Evidence for the involvement of endogenous opioids in the regulation of gonadotropin secretion in male goldfish, Carassius auratus.

The in vivo effects of the opioid receptor antagonist naloxone (NAL) alone, and in combination with des-Gly10[D-Ala6]LHRH ethylamide (LHRH-A) and the dopamine receptor antagonist domperidone (DOM) on serum gonadotropic hormone (GtH) levels in male goldfish, Carassius auratus, were investigated. NAL caused a significant decrease in serum GtH 1 hr following treatment, with a return to control levels by 2 hr.
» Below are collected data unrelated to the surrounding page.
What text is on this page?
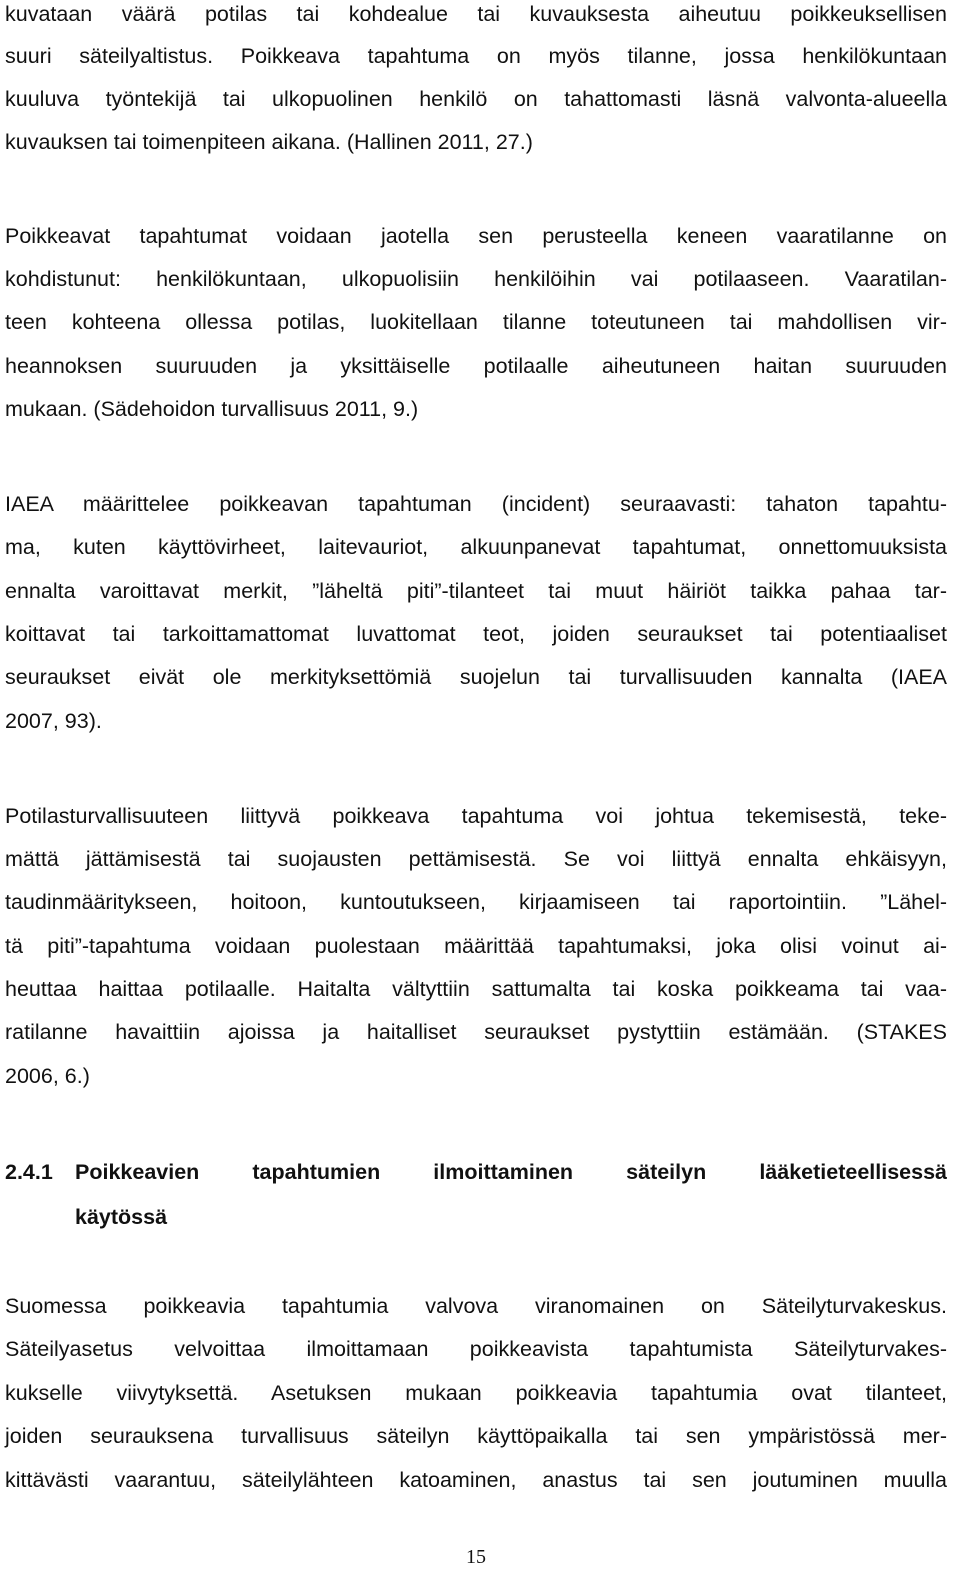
kuvataan väärä potilas tai kohdealue tai kuvauksesta aiheutuu poikkeuksellisen
suuri säteilyaltistus. Poikkeava tapahtuma on myös tilanne, jossa henkilökuntaan
kuuluva työntekijä tai ulkopuolinen henkilö on tahattomasti läsnä valvonta-alueella
kuvauksen tai toimenpiteen aikana. (Hallinen 2011, 27.)
Poikkeavat tapahtumat voidaan jaotella sen perusteella keneen vaaratilanne on
kohdistunut: henkilökuntaan, ulkopuolisiin henkilöihin vai potilaaseen. Vaaratilan-
teen kohteena ollessa potilas, luokitellaan tilanne toteutuneen tai mahdollisen vir-
heannoksen suuruuden ja yksittäiselle potilaalle aiheutuneen haitan suuruuden
mukaan. (Sädehoidon turvallisuus 2011, 9.)
IAEA määrittelee poikkeavan tapahtuman (incident) seuraavasti: tahaton tapahtu-
ma, kuten käyttövirheet, laitevauriot, alkuunpanevat tapahtumat, onnettomuuksista
ennalta varoittavat merkit, ”läheltä piti”-tilanteet tai muut häiriöt taikka pahaa tar-
koittavat tai tarkoittamattomat luvattomat teot, joiden seuraukset tai potentiaaliset
seuraukset eivät ole merkityksettömiä suojelun tai turvallisuuden kannalta (IAEA
2007, 93).
Potilasturvallisuuteen liittyvä poikkeava tapahtuma voi johtua tekemisestä, teke-
mättä jättämisestä tai suojausten pettämisestä. Se voi liittyä ennalta ehkäisyyn,
taudinmääritykseen, hoitoon, kuntoutukseen, kirjaamiseen tai raportointiin. ”Lähel-
tä piti”-tapahtuma voidaan puolestaan määrittää tapahtumaksi, joka olisi voinut ai-
heuttaa haittaa potilaalle. Haitalta vältyttiin sattumalta tai koska poikkeama tai vaa-
ratilanne havaittiin ajoissa ja haitalliset seuraukset pystyttiin estämään. (STAKES
2006, 6.)
2.4.1 Poikkeavien tapahtumien ilmoittaminen säteilyn lääketieteellisessä
käytössä
Suomessa poikkeavia tapahtumia valvova viranomainen on Säteilyturvakeskus.
Säteilyasetus velvoittaa ilmoittamaan poikkeavista tapahtumista Säteilyturvakes-
kukselle viivytyksettä. Asetuksen mukaan poikkeavia tapahtumia ovat tilanteet,
joiden seurauksena turvallisuus säteilyn käyttöpaikalla tai sen ympäristössä mer-
kittävästi vaarantuu, säteilylähteen katoaminen, anastus tai sen joutuminen muulla
15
NAL treatment attenuated the stimulation of GtH levels in response to DOM; NAL treatment 2 hr prior to or 2 hr following DOM resulted in a significantly reduced response to DOM. During late recrudescence, NAL pretreatment significantly blocked the stimulatory effects of LHRH-A on serum GtH. During early recrudescence, when LHRH-A alone did not significantly elevate GtH levels, NAL treatment simultaneously with or 1 hr following LHRH-A significantly elevated serum GtH. In DOM-pretreated fish, combined LHRH-A and NAL treatment resulted in a nine-fold increase in serum GtH compared to DOM alone. These data indicate the ability of NAL to both suppress and increase GtH levels in male goldfish. Interactions between NAL, DOM, and LHRH-A suggest that opioids modulate both dopamine and GnRH secretion, and possibly the pituitary sensitivity to GnRH and dopamine, thus affecting GtH levels.